Datenrationalität, Glaube und Diskriminierung
Die Arbeit mit Big Data findet unter neuen erkenntnistheoretischen Rahmenbedingungen mit gigantischen Datenmengen und Hochleistungsprozessoren statt: “In automatisierten Prozessen kann somit Wissen generiert werden, welches dem Menschen grundsätzlich nicht mehr zugänglich ist”.1 Dieses im Ergebnis unzugängliche, generierte Wissen stellt eine besondere Herausforderung für die Verständlichkeit und Nachvollziehbarkeit datenanalysierender Prozesse, und damit für entsprechende Bildungsmaßnahmen im Sinne einer Big Data Literacy dar. Um Big Data entsteht eine “Aura” der Objektivität oder gar eine “Mythologie” datengetriebener Einsichten. So begreifen die US-amerikanische Forscherinnen Danah Boyd und Kate Crawford Big Data als ein Zusammenspiel von Technik, Analyse und “Mythologie”:2
“Damit einher geht der weitverbreitete Glaube, dass große Datensätze uns Zugang zu einer höheren Form der Intelligenz und des Wissens verschaffen, die neue, bislang unmögliche Einsichten generieren, Einsichten, die eine Aura der Wahrheit, der Objektivität und der Genauigkeit umgibt.”3
Bedeuten Algorithmen das Ende der Theorie?

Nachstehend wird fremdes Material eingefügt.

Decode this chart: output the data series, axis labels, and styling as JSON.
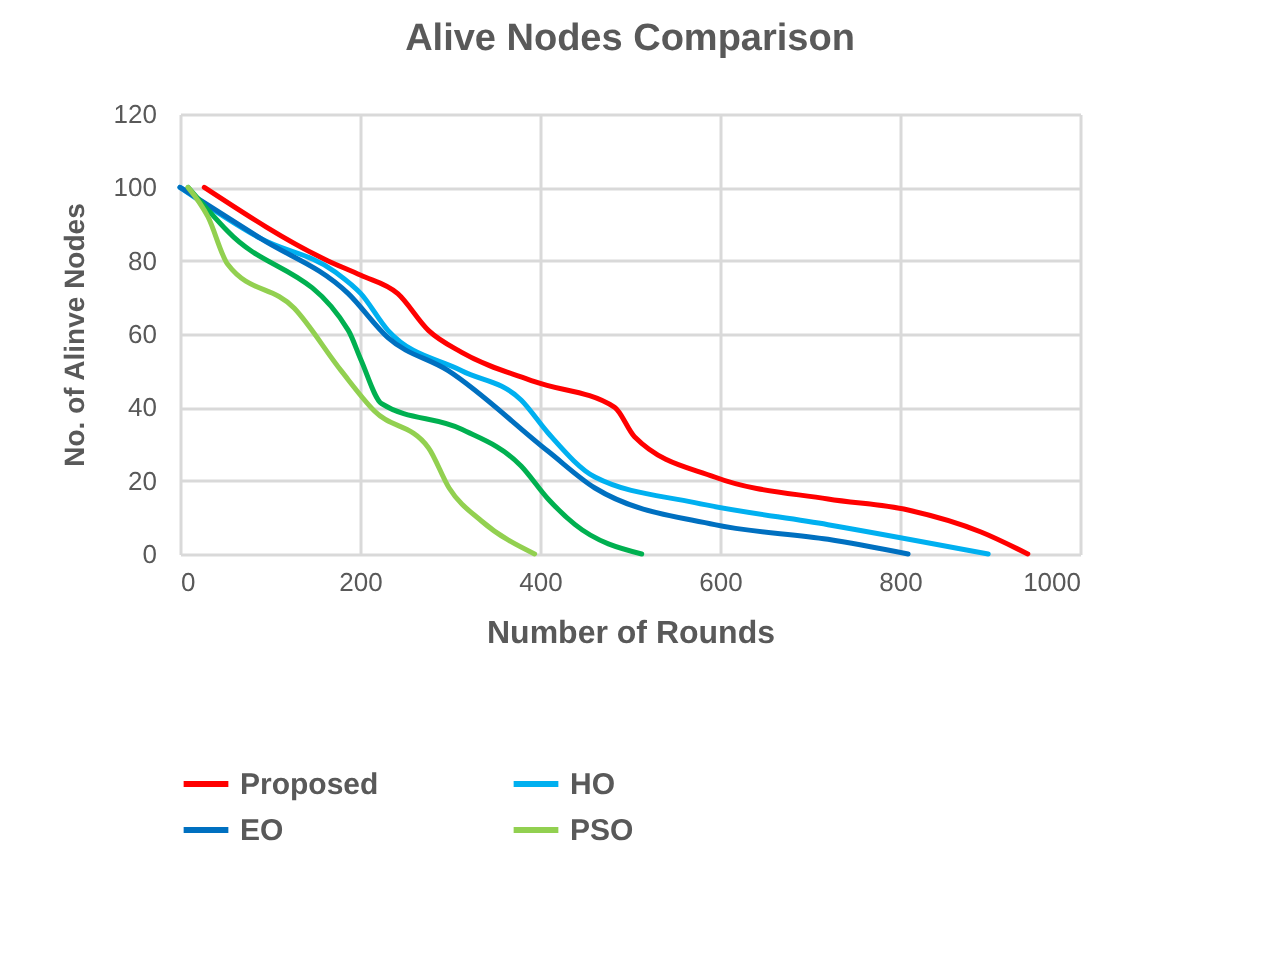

Reichen Mustererkennung in Daten und Statistik, um neue wissenschaftliche Forschung zu betreiben? Braucht man überhaupt noch eine Theorie mit kausalen Erklärungsmodellen? Kann die Arbeit an der Theorie für beendet erklärt und durch automatisch erzeugte datengetriebene Einsichten ersetzt werden (so etwa die vielfach und kritisch diskutierte These von Chris Anderson5)? Die Diskussion über das Verhältnis zwischen datengetriebener und theoriegeleiteter Erkenntnisgewinnung führte im Ergebnis eher zu einem komplementären Verhältnis der beiden: Die algorithmengestützte Suche nach Mustern bereichert die Theoriebildung, ersetzt sie aber keinesfalls.6
Spurious Correlations – Korrelation und/oder Kausalität? Es gibt eine hohe Korrelation zwischen der Scheidungsrate und dem Pro-Kopf-Verbrauch von Margarine im US-Bundesstaat Maine zwischen 2000 und 2009. Aber gibt es eine Kausalität? Dieses und weitere amüsante Statistikbeispiele finden sich auf der Seite von Tyler Vigen.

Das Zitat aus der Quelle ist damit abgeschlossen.